As many of the "erased" had lived for years or even decades in Slovenia, built homes and raised families, they decided to stay, even as illegals. They risked being deported within 24 hours to their countries of birth if found without proper documents. Many were left by their spouses as they could not provide for their families. Many left for Serbia, Bosnia or Croatia. Some even committed suicide. In the tiny country of two million, they were worse than second-class citizens, as they simply did not exist. But many decided to stay, like Mr Todorovic, who has dedicated more than a decade to prove that non-Slovenes can be equal to Slovenes. He heads the Association of the Erased, which fights for recognition.

Opposition right-wing politicians have succeeded in their effort to put the issue to a popular vote, believing that the Slovenian public will say "no" to the people who have already been segregated by society.

An opinion poll commissioned and broadcast last night by Slovenia's most popular television channel, Pop TV showed that only 3 per cent of people who voted said they would vote for the restoration of the rights of the erased; 82 per cent said they would vote against and 15 per cent of those questioned said they would abstain.

Neva Miklavic Predan, head of the Slovenian Helsinki Monitoring Group, said: "Erasing non-Slovenes from all the records meant administrative ethnic cleansing.
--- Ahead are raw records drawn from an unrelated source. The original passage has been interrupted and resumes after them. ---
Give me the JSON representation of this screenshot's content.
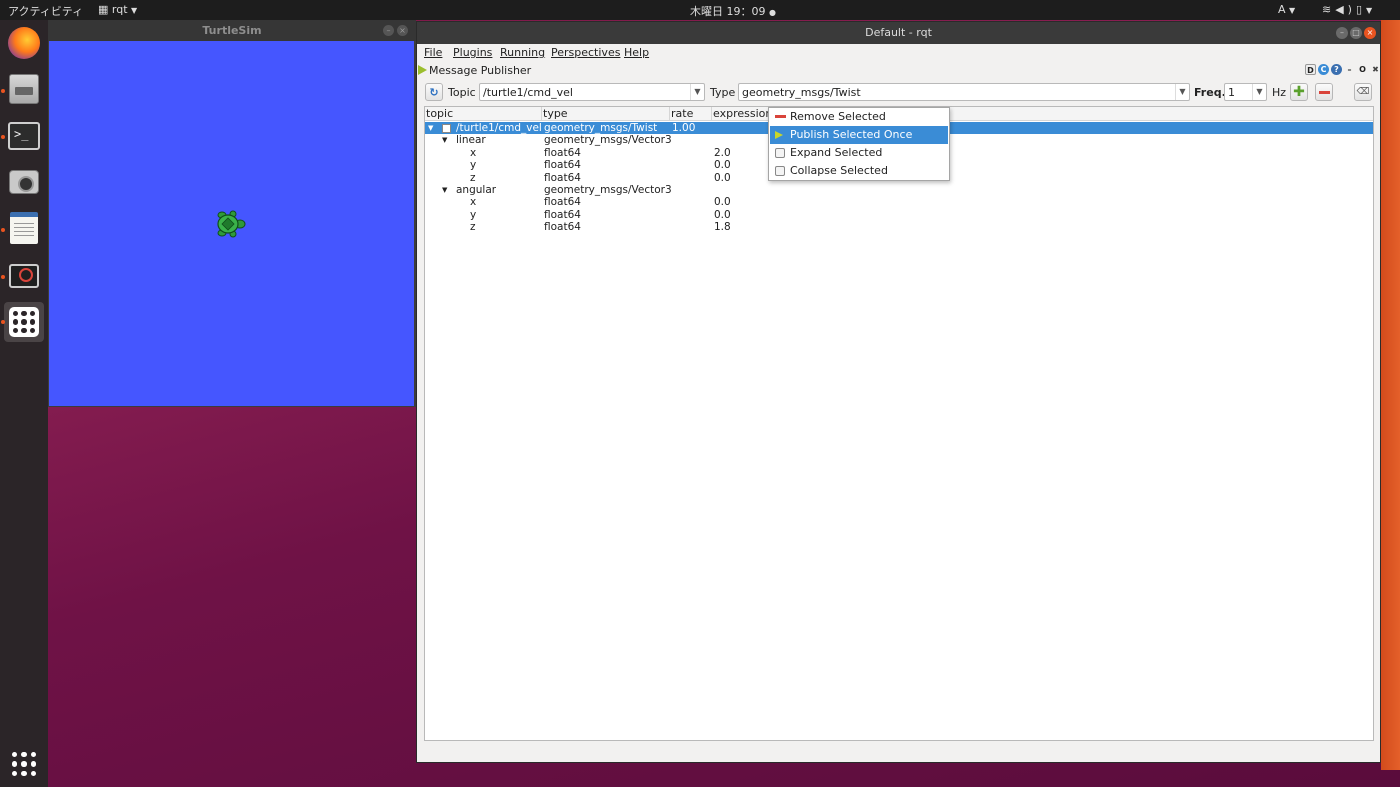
{
  "topbar": {
    "activities": "アクティビティ",
    "app_menu": "rqt",
    "clock": "木曜日 19：09",
    "lang": "A",
    "tray": "⇡ ◀) ⊕"
  },
  "dock": {
    "items": [
      "firefox-icon",
      "files-icon",
      "terminal-icon",
      "camera-icon",
      "text-editor-icon",
      "rqt-icon",
      "turtlesim-icon"
    ]
  },
  "turtlesim": {
    "title": "TurtleSim",
    "background": "#4556ff"
  },
  "rqt": {
    "title": "Default - rqt",
    "menus": [
      "File",
      "Plugins",
      "Running",
      "Perspectives",
      "Help"
    ],
    "plugin_title": "Message Publisher",
    "plugin_controls": "D",
    "toolbar": {
      "topic_label": "Topic",
      "topic_value": "/turtle1/cmd_vel",
      "type_label": "Type",
      "type_value": "geometry_msgs/Twist",
      "freq_label": "Freq.",
      "freq_value": "1",
      "hz_label": "Hz"
    },
    "columns": [
      "topic",
      "type",
      "rate",
      "expression"
    ],
    "rows": [
      {
        "topic": "/turtle1/cmd_vel",
        "type": "geometry_msgs/Twist",
        "rate": "1.00",
        "expression": ""
      },
      {
        "topic": "linear",
        "type": "geometry_msgs/Vector3",
        "rate": "",
        "expression": ""
      },
      {
        "topic": "x",
        "type": "float64",
        "rate": "",
        "expression": "2.0"
      },
      {
        "topic": "y",
        "type": "float64",
        "rate": "",
        "expression": "0.0"
      },
      {
        "topic": "z",
        "type": "float64",
        "rate": "",
        "expression": "0.0"
      },
      {
        "topic": "angular",
        "type": "geometry_msgs/Vector3",
        "rate": "",
        "expression": ""
      },
      {
        "topic": "x",
        "type": "float64",
        "rate": "",
        "expression": "0.0"
      },
      {
        "topic": "y",
        "type": "float64",
        "rate": "",
        "expression": "0.0"
      },
      {
        "topic": "z",
        "type": "float64",
        "rate": "",
        "expression": "1.8"
      }
    ],
    "context_menu": [
      "Remove Selected",
      "Publish Selected Once",
      "Expand Selected",
      "Collapse Selected"
    ]
  },
  "colors": {
    "selection": "#3a8cd6",
    "accent": "#e95420"
  }
}
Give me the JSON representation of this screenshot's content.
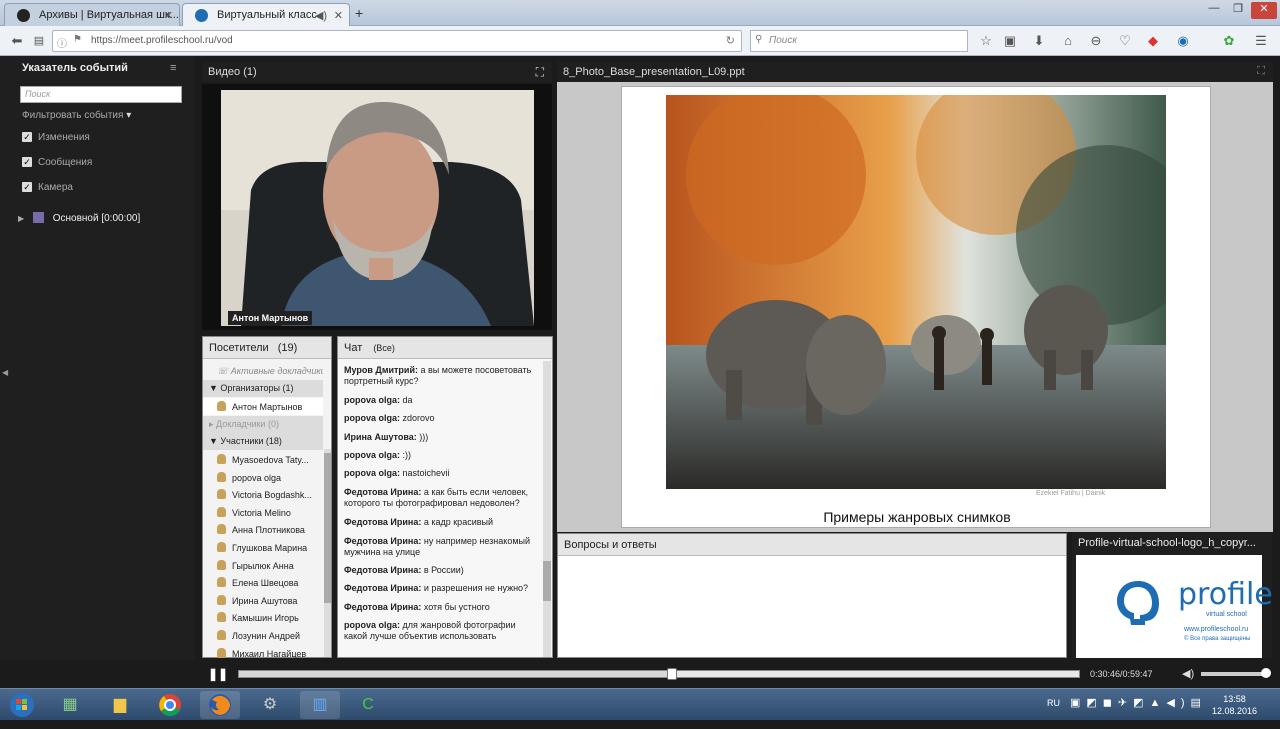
{
  "browser": {
    "tabs": [
      {
        "label": "Архивы | Виртуальная шк...",
        "active": false
      },
      {
        "label": "Виртуальный класс",
        "active": true
      }
    ],
    "url": "https://meet.profileschool.ru/vod",
    "search_placeholder": "Поиск"
  },
  "event_panel": {
    "title": "Указатель событий",
    "search_placeholder": "Поиск",
    "filter_label": "Фильтровать события",
    "filters": [
      {
        "label": "Изменения",
        "checked": true
      },
      {
        "label": "Сообщения",
        "checked": true
      },
      {
        "label": "Камера",
        "checked": true
      }
    ],
    "track_label": "Основной [0:00:00]"
  },
  "video": {
    "title": "Видео",
    "count": "(1)",
    "presenter_name": "Антон Мартынов"
  },
  "visitors": {
    "title": "Посетители",
    "count": "(19)",
    "active_speakers": "Активные докладчики",
    "organizers_group": "Организаторы (1)",
    "organizers": [
      "Антон Мартынов"
    ],
    "speakers_group": "Докладчики (0)",
    "participants_group": "Участники (18)",
    "participants": [
      "Myasoedova Taty...",
      "popova olga",
      "Victoria Bogdashk...",
      "Victoria Melino",
      "Анна Плотникова",
      "Глушкова Марина",
      "Гырылюк Анна",
      "Елена Швецова",
      "Ирина Ашутова",
      "Камышин Игорь",
      "Лозунин Андрей",
      "Михаил Нагайцев"
    ]
  },
  "chat": {
    "title": "Чат",
    "scope": "(Все)",
    "messages": [
      {
        "author": "Муров Дмитрий:",
        "text": "а вы можете посоветовать портретный курс?"
      },
      {
        "author": "popova olga:",
        "text": "da"
      },
      {
        "author": "popova olga:",
        "text": "zdorovo"
      },
      {
        "author": "Ирина Ашутова:",
        "text": ")))"
      },
      {
        "author": "popova olga:",
        "text": ":))"
      },
      {
        "author": "popova olga:",
        "text": "nastoichevii"
      },
      {
        "author": "Федотова Ирина:",
        "text": "а как быть если человек, которого ты фотографировал недоволен?"
      },
      {
        "author": "Федотова Ирина:",
        "text": "а кадр красивый"
      },
      {
        "author": "Федотова Ирина:",
        "text": "ну например незнакомый мужчина на улице"
      },
      {
        "author": "Федотова Ирина:",
        "text": "в России)"
      },
      {
        "author": "Федотова Ирина:",
        "text": "и разрешения не нужно?"
      },
      {
        "author": "Федотова Ирина:",
        "text": "хотя бы устного"
      },
      {
        "author": "popova olga:",
        "text": "для жанровой фотографии какой лучше объектив использовать"
      }
    ]
  },
  "presentation": {
    "title": "8_Photo_Base_presentation_L09.ppt",
    "slide_caption": "Примеры жанровых снимков"
  },
  "qa": {
    "title": "Вопросы и ответы"
  },
  "logo_panel": {
    "title": "Profile-virtual-school-logo_h_copyr...",
    "brand": "profile",
    "sub": "virtual school",
    "url": "www.profileschool.ru",
    "rights": "© Все права защищены"
  },
  "player": {
    "timecode": "0:30:46/0:59:47",
    "progress": 0.515
  },
  "taskbar": {
    "lang": "RU",
    "time": "13:58",
    "date": "12.08.2016"
  }
}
It was a planned and systematic operation. It did not leave a pile of bodies, but did leave enough traces so that we could act. Slovenian authorities have tricked the EU into believing that everything was all right here. And Slovenian society is racist."

Alvaro Gil Robles, the Council of Europe's human rights commissioner, has urged Slovenia to move quickly and decisively to settle the issue of the erased. He said that Slovenia should "keep the lid on growing racism and xenophobia".

Mr Todorovic said: "On the side of the state, it can also be all about money: if and when our rights are restored, we might ask for compensation." The sum could reach €2.5bn euros (£1.7bn), analysts say. But what is more important, Mr Todorovic says, is that restoring all the rights of the erased would mean getting their dignity back. "For many people, that would mean having a chance to see their relatives again," he says. Like many of the erased, he has not seen his brother for more than a decade. Without a passport, he could not travel. And being a non-existent person, he could not send a letter of invitation to his brother to come from Serbia and visit, as required by visa regulations.